Kolins: Yes. We talked about it, and I thought it might be fun to broach that, but Geoff was adamant – NO Rogues would die here. But we did kill lots of other people, didn’t we? Cold’s dad, the “new” Rogues, and Weather Wizard’s kid. Bye bye. This was a villain story so it seemed like the right angle to take.
Dallas: Yeah, shame on Geoff for killing off his childhood friend like that. [Editor’s Note: Weather Wizard’s son was named after one of Geoff Johns’ friends, who also happens to be an administrator of his website.]
Your responses compels me to ask what Rogue you would have killed off. Imagine that Geoff and [editor] Joey Cavalieri gave you the green light to deep-six one of the featured Rogues of the mini-series. Who’d you pick?
Kolins: Well, we killed the kid as another example of making sure everyone knew full well that Inertia was a really bad bad-guy who had to die. No gray area there. As far as killing a Rogue, it was never anything close to a “real” death. Just a sensational death that would be easily rectified later. Something for fun. Add some spice. Assuming it worked well for the story and not some random violence I’d have to pick Cold. If you’re going to do something, do it big or why bother?
Dallas: True. Any desire on your part to tell more stories involving the Rogues? Any interest in pitching a Rogues on-going, perhaps with you as its writer/artist?
Kolins:Hell yes, I want to draw more Rogues stories! I don’t know about pitching ideas. I really only think of working on the Rogues with Geoff. I can’t imagine it without him.

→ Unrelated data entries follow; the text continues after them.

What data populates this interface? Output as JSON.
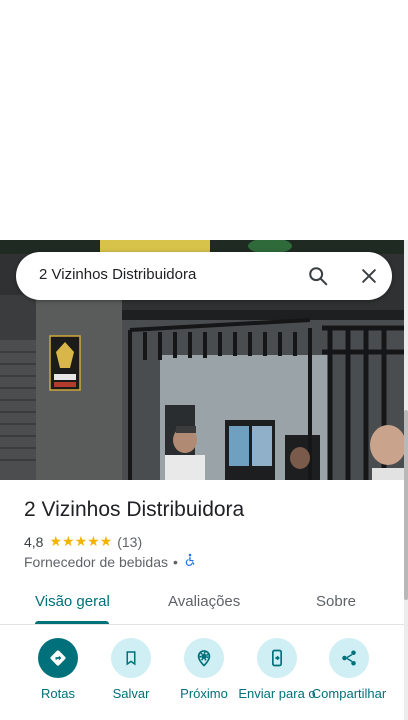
{
  "search": {
    "query": "2 Vizinhos Distribuidora",
    "search_icon": "search-icon",
    "close_icon": "close-icon"
  },
  "place": {
    "name": "2 Vizinhos Distribuidora",
    "rating": "4,8",
    "stars": "★★★★★",
    "review_count": "(13)",
    "category": "Fornecedor de bebidas",
    "separator": "•",
    "accessibility_icon": "wheelchair-icon"
  },
  "tabs": [
    {
      "label": "Visão geral",
      "active": true
    },
    {
      "label": "Avaliações",
      "active": false
    },
    {
      "label": "Sobre",
      "active": false
    }
  ],
  "actions": [
    {
      "label": "Rotas",
      "icon": "directions-icon"
    },
    {
      "label": "Salvar",
      "icon": "bookmark-icon"
    },
    {
      "label": "Próximo",
      "icon": "nearby-icon"
    },
    {
      "label": "Enviar para o",
      "icon": "send-to-phone-icon"
    },
    {
      "label": "Compartilhar",
      "icon": "share-icon"
    }
  ],
  "colors": {
    "accent": "#00707a",
    "action_bg": "#cfeff4",
    "star": "#f2b400"
  }
}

The “character” covers to Rogues’ Revenge
Dallas: So next on your docket is the Faces of Evil: Grundy one-shot, coming out in January. Can you describe how this assignment came about, particularly how you became the co-writer of the issue and not just the artist?

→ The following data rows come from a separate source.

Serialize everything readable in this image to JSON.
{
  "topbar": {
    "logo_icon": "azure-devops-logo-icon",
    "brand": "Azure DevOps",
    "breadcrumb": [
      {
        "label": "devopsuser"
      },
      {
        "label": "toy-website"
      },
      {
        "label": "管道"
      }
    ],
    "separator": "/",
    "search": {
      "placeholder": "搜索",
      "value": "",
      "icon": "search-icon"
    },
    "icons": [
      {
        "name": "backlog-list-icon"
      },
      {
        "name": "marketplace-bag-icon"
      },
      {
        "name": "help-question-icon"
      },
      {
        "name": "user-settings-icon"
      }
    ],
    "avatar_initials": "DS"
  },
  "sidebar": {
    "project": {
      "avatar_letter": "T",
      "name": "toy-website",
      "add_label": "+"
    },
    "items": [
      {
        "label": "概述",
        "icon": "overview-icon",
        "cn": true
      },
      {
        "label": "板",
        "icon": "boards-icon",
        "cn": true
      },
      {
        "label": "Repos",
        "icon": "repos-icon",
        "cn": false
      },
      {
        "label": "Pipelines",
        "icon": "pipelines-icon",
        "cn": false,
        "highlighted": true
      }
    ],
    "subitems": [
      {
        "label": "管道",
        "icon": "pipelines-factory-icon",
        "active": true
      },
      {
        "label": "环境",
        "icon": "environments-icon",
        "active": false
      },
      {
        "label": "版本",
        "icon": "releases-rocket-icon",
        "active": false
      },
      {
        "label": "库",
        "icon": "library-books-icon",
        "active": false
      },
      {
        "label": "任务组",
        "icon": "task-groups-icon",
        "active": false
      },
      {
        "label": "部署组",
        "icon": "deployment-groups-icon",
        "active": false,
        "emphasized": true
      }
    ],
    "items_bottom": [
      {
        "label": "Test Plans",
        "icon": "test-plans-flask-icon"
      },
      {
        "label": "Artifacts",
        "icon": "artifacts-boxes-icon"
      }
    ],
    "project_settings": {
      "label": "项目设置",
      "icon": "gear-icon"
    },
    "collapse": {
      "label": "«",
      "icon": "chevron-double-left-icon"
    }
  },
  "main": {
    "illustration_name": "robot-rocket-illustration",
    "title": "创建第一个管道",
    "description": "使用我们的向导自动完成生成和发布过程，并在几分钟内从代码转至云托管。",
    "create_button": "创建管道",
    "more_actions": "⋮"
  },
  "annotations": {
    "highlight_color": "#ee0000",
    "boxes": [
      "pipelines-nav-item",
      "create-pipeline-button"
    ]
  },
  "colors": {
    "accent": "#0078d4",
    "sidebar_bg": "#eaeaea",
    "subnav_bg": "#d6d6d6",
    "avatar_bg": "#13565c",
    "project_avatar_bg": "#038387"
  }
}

Kolins: We were at a DC dinner at San Diego. Geoff and I were sitting next to each other reveling in our Rogues craziness. I had just finished issue #2, I think. Anyway, we got to talking about what’s next, and I said I wanted to do a monster book. Geoff suggested Solomon Grundy. I LOVE Grundy, and Geoff told me about an idea he had. Everyone got excited and Geoff, knowing that I really wanted to write and draw, suggested that I write and draw it. Considering Geoff’s schedule, I’m glad he agreed to co-write it. It’s been lots of fun. I’m about halfway through drawing the Grundy one-shot.

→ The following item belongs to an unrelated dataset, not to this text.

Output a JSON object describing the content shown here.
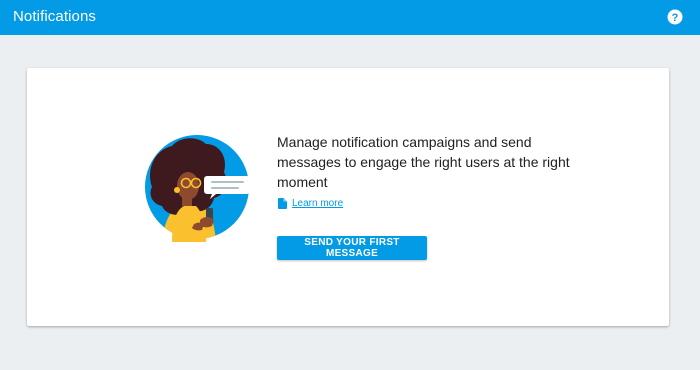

Dallas: Wait a minute. Let’s back up here. You LOVE Grundy? I can’t remember anyone telling me that. Explain your crush on The Man Who Was Born on a Monday.
Kolins: I love monsters, and Grundy’s a GREAT monster. Same reason Grodd is my favorite Flash villain. They can just tear it up! Someone asked for a random monster sketch at a convention months ago – this was way before this book ever came up, and I drew a Grundy that was my favorite of the Con! I think I also did a Bizarro that was cool at that Con. I just love monsters!
Dallas: As you know, Grundy is a DC Comics character who’s been around since the Golden Age, but James Robinson probably fleshed him out the most during his 1990s Starman series. Is your take on Grundy influenced by Robinson’s work on the character or are you taking the character in a new direction?
Kolins: Influenced certainly. Geoff and I are both big Robinson fans. And in those Starman issues he did open the doors on what to think about with Grundy. But Geoff’s idea is a very different take. Not just a “new” Grundy in personality, we get into where Grundy came from and how that brings out a whole new story angle – on top of the big bad monster!
Dallas: I’m looking forward to reading it!
Is it your hope that your future DC Comics’ assignments will involve you not just as an artist but as a writer as well?
Kolins: Well, I love working with Geoff – first and foremost. But sure, if the project is something that I think I can create that way. I’d love to write and draw more books. I can draw pretty much any book, but I don’t think I can write a whole lot of different stuff. Yet. We’ll see. My mainstream comics goal is still to get on one book for a good multi-year stint. That plays to my strengths as a storyteller.